REPUBLIKA.CO.ID, JAKARTA -- Kuasa hukum Johnny Allen, Slamet mendatangi kantor Komisi Yudusial (KY) di Jalan Kramat Raya, Jakarta Pusat, Rabu (17/11). Kehadiran Slamet untuk melaporkan perkara pemecatan kliennya, yaitu Jhonny Allen oleh Agus Harimurti Yudhoyono (AHY) yang telah diputus sah di Pengadilan Tinggi (PT) DKI.
Selain KY, Slamet juga melaporkan hal itu ke Badan Pengawas Mahkamah Agung (Bawas MA).

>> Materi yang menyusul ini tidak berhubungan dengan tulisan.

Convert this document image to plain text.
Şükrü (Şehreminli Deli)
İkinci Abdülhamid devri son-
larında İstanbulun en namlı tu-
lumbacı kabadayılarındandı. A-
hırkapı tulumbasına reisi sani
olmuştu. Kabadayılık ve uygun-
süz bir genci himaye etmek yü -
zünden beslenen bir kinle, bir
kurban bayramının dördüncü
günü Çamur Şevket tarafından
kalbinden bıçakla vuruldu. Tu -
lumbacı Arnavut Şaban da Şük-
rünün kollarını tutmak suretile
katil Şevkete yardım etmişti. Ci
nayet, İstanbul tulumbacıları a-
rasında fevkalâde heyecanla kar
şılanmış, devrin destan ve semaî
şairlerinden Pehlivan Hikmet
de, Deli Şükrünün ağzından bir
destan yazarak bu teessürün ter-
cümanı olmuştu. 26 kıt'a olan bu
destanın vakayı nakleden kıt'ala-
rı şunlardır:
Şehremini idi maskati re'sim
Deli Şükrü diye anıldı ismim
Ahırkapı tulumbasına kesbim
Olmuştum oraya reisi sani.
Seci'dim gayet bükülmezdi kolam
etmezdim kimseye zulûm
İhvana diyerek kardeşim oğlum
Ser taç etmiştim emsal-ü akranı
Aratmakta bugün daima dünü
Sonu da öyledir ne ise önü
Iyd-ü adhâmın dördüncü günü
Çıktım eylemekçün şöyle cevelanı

Dia menuding hakim yang memutus perkara pemecatan kliennya tidak profesional.
Baca: Dipecat Demokrat, Jhoni Allen Tetap Jadi Anggota DPR
"Bahwa majelis hakim yang memeriksa perkara di tingkat banding yang diajukan Jhonny Allen, hari ini kita laporkan ke Komisi Yudisial dan Badan Pengawas MA karena diduga telah melanggar kewenangan, tidak fair dalam memeriksa dan memutus perkara pada tingkat banding," kata Slamet kepada wartawan di Jakarta, Rabu.
Dia membeberkan perilaku tidak profesional hakim, di antaranya perkara banding yang diajukan Jhonny Allen disidangkan pada 11 November 2021 dengan agenda sidang pertama. Tetapi, ia mendapatkan informasi lain, yaitu dari putusan3.mahkamahagung.go.id bahwa perkara banding yang diajukan kliennya telah diputus pada 18 Oktober 2021.
"Artinya putusan perkara banding yang diajukan oleh Jhonny Allen dan telah diregister dengan Perkara Nomor 547/PDT/2021/PT.DKI telah diputus oleh majelis hakim 24 hari lebih cepat dari jadwal sidang perdana," kata Slamet.
Baca: Demokrat Kubu Cikeas: Jhoni Allen Pantas Dipecat
Selain itu, dalam situs resmi MA, perkara banding yang diajukan Jhonny diregister dengan Nomor Register 547/PDT/2021/PT.DKI pada tanggal 27 September 2021, dan telah diputus pada 18 Oktober 2021.
"Artinya perkara banding yang diajukan Jhonny Allen diperiksa dan diputus oleh majelis hakim pada tingkat banding hanya memakan waktu 25 hari kalender, yang apabila dikurangi hari libur maka hanya 15 hari saja," kata Slamet.
Dia pun mempertanyakan mengapa majelis hakim dalam memeriksa perkara tersebut terkesan buru-buru. Dalam proses pengajuan banding, Slamet melanjutkan, kliennya juga mengajukan permohonan dilakukan pemeriksaan terhadap alat bukti tertulis dan saksi. Hal itu karena pada tingkat pertama di PN Jakarta Pusat tidak dilakukan pemeriksaan terhadap alat bukti dan saksi secara utuh.
Sebelumnya, Sekretaris Fraksi Partai Demokrat DPR, Marwan Cik Asan mengatakan, pihaknya sudah secara resmi mengirimkan surat PAW kepada pimpinan DPR. Namun, berdasarkan Undang-Undang Nomor 17 Tahun 2014 tentang MPR, DPR, DPD, dan DPRD (MD3), PAW tidak dapat dilakukan karena adanya gugatan.
"Kalau ada gugatan maka surat itu tidak diteruskan dulu, sampai ada keputusan inkrah. Jadi nanti pengadilan ada kasasi, kalau tidak salah total 90 hari," ujar Marwan.